= Thomas Vincent Faustus Sadler =

Thomas Vincent Faustus Sadler (1604–1681) was a Roman Catholic missionary in England and spiritual author.

==Biography==
Thomas Sadler was born in 1604, and received into the Catholic Church at the age of seventeen by his uncle, Walter Sadler, and joined the Benedictines at Dieulward, being professed in 1622.

Little is known of his missionary work, but he was probably chaplain to the Sheldons of Weston and the Tichbornes in Hampshire before moving to London, where he worked for many years. He died at Dieulward, Flanders on 19 January 1681.

==Works==

He edited several spiritual books, often collaborating with Anselm Crowther, and signed with the initials T.V.

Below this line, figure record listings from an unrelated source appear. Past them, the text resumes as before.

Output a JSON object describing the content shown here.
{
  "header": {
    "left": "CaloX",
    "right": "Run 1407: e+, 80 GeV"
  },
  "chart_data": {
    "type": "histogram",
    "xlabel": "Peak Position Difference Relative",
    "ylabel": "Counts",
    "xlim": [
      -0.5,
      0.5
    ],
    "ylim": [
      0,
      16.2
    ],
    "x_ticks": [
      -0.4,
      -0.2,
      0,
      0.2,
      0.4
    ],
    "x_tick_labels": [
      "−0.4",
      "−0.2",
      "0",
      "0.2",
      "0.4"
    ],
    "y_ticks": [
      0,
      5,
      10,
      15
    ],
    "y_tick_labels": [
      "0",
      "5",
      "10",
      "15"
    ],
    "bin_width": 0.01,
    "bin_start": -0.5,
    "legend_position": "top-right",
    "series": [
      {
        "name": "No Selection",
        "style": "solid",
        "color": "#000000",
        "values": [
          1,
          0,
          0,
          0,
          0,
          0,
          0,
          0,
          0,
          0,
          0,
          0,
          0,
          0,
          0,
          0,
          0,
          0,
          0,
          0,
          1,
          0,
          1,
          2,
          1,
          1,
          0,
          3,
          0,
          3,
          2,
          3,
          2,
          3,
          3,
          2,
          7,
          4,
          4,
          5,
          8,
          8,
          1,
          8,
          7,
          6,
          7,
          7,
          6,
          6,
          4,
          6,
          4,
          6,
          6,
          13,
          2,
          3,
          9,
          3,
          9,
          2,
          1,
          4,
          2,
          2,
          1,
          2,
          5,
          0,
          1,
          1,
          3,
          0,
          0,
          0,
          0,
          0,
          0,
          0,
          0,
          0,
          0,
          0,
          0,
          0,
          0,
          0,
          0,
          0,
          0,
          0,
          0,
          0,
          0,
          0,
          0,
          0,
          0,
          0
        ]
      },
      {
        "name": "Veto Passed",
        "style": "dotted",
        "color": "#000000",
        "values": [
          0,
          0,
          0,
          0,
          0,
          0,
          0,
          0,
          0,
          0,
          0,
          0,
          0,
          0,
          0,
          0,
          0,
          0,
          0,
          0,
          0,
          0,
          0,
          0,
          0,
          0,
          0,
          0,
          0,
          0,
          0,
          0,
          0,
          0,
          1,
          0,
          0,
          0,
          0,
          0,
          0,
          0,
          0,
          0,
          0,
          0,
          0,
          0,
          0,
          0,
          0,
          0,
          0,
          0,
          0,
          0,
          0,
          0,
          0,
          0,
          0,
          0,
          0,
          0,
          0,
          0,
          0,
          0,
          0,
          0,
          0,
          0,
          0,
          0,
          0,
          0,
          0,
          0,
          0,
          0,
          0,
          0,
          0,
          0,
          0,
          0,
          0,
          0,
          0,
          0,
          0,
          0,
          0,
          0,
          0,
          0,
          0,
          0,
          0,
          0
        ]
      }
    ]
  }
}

His chief publications are
- The Christian Pilgrim in his Spiritual Conflict and Conquest (1652)
- Jesus, Maria, Joseph (1657)
- The Daily Exercise of the Devout Rosarists (1657), which was afterwards developed into a well-known prayer book, The Daily Exercise of the Devout Christian.
- A Guide to Heaven, translated from Giovanni Bona's Manuductio (1672)
- The Holy Desires of Death, translated from Louis Lallemant (1678).
- Anthony Wood attributes to him The Childe's Catechism (1678).